Non sono molte le persone a sapere dell’intervento, ho preferito così. Quando mi sento bene riesco anche a postare sui social, nessuno si è accorto di nulla. Le due classi di futuri motivatori Human Project della nostra accademia mi scrivono ogni giorno. È come se l’energia di amore nel servizio di tutte le persone di cui mi sono presa cura in tanti anni arrivasse tutta in un colpo, anche da persone differenti da quelle aiutate, con gesti diversi. Il bene del mondo mi travolge e io mi lascio permeare. Una gara d’amore è in corso.
05.07.2015 Respiro
Mi sveglio per le consuete medicazioni. Sono a casa, nel mio bagno, per qualche minuto sento gli odori: la pipì del mio cane espletata sul tappetino assorbente durante la notte, acre, forte, pungente. Inizio ad annusare qua e là, felice: voglio urlare di gioia! … Gioia e tripudio durano poco, perché il naso è nuovamente tappato, ma mi è bastato a sentire che c’è l’alba là fuori, e mi sta aspettando!
06.07 Come trasformare il dolore in benessere
Da questo giorno in avanti è stata tutta una consapevolezza in crescita, in cui respiravo il dolore del mondo e usciva il benessere. Mi chiama Lara, la mia amica coordinatrice dei centri tibetani e mi rende consapevole che questa tecnica esiste! Si chiama Tong-Len!
La pratica del Tong-Len significa “dare e ricevere”, ed è una tecnica meditativa di enorme utilità e consapevolezza, che oltre a fare del bene, fa bene e sviluppa il senso di compassione.
Si tratta, in buona sostanza, di prendere su di sé il dolore (sia fisico sia mentale) di una persona, del mondo, di un particolare evento e trasformarlo in gioia, possibilità, guarigione, amore… dall’effetto immediato (garantisco!); distrugge gli attaccamenti che l’io conserva volentieri come cimeli preziosi e anche stantii.
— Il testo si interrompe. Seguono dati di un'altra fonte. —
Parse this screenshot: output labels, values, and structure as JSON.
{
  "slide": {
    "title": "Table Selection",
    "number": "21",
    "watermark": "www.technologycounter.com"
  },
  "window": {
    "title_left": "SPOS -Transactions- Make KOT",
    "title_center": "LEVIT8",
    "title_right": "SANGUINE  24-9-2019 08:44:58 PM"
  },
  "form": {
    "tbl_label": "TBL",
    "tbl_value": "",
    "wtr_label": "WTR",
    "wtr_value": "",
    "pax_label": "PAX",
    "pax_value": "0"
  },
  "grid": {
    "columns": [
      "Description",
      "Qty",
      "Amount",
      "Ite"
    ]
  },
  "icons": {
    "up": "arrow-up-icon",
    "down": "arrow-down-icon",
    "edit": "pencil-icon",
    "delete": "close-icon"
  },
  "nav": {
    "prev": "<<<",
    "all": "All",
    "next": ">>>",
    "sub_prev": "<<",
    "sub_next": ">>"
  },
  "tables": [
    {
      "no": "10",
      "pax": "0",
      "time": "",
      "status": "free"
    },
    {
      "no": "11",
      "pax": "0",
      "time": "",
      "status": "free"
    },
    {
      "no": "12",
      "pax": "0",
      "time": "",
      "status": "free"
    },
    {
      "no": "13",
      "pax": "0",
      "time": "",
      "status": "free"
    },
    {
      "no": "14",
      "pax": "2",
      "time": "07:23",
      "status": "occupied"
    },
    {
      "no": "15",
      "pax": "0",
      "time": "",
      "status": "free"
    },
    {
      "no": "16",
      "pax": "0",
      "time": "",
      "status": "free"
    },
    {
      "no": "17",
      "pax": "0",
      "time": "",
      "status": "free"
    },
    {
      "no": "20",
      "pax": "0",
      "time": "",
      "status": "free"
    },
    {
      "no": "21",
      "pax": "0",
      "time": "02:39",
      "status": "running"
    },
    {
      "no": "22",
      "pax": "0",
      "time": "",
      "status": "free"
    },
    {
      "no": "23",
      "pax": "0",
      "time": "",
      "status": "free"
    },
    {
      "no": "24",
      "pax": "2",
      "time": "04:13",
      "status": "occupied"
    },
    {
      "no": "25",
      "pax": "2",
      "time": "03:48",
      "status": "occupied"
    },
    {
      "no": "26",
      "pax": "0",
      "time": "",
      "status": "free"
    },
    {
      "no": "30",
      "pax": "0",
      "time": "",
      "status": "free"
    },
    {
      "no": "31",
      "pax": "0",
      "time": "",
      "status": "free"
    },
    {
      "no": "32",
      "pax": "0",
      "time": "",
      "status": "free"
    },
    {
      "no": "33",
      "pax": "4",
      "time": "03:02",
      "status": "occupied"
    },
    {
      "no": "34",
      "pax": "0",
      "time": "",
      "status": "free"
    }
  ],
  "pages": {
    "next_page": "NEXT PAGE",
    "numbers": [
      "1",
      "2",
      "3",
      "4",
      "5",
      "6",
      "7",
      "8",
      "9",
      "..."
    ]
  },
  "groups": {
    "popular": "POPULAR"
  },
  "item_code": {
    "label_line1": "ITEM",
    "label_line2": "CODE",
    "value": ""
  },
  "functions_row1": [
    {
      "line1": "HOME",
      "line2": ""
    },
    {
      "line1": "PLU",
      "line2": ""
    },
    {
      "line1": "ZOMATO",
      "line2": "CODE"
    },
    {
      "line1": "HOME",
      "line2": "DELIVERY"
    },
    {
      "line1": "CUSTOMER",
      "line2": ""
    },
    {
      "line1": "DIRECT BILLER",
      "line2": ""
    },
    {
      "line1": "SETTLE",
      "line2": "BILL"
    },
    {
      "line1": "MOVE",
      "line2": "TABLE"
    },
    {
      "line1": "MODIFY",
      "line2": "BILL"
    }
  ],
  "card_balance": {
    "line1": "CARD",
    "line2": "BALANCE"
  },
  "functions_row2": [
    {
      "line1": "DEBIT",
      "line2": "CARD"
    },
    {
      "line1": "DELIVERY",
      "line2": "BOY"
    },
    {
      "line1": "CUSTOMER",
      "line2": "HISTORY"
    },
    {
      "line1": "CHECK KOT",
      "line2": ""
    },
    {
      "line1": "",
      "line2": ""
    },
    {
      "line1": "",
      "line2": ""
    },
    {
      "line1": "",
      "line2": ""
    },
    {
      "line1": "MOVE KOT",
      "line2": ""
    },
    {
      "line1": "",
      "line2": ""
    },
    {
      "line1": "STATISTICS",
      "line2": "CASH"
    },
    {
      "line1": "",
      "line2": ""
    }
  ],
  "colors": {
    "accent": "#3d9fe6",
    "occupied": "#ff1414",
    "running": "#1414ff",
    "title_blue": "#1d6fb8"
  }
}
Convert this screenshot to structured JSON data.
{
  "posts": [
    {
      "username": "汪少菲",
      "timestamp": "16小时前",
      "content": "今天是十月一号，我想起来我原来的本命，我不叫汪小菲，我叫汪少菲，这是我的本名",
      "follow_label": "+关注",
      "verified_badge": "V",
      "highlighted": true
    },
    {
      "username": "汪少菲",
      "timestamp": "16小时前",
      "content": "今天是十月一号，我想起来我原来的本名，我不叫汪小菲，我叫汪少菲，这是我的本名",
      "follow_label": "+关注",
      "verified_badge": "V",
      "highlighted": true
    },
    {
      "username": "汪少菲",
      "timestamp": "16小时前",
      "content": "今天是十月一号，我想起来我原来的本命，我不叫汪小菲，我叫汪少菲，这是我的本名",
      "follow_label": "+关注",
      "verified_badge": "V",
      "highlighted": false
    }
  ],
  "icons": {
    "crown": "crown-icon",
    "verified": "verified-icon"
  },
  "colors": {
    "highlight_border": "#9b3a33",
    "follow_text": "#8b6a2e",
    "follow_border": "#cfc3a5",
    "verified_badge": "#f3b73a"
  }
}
Sono proprio l’ego e gli attaccamenti la causa di tutta la sofferenza umana, dei disastri e della chiusura delle menti collettive, causa dei mali che vediamo. Coltivare la compassione produce bene-volenza: amore verso gli altri. Così, nei picchi di dolore massimo, inspiravo i mali del mondo ed espiravo bene-volenza. E il mio dolore acquisiva un nuovo significato, si innalzava, si rendeva sacro (sacrificio), e diventava puro. Passava tramutandosi.
Questa pratica, oltre che preziosa per innalzare la consapevolezza collettiva e trasmutare il male del mondo in possibilità bene-vola, è anche molto potente per provare benessere. Inoltre sono innumerevoli i meriti che si possono accumulare come effetto collaterale. Si tratta di una vera e propria benedizione e si producono guarigioni. In tal modo viene bene-detto il gesto e si trasmuta rapidissimo in bene-volenza collettiva.
Om tat sat allora! Ossia che il dolore serva a diventare consapevoli, che non sia inutile, o fine a se stesso. Om Tat Sat viandante! Om Tat Sat.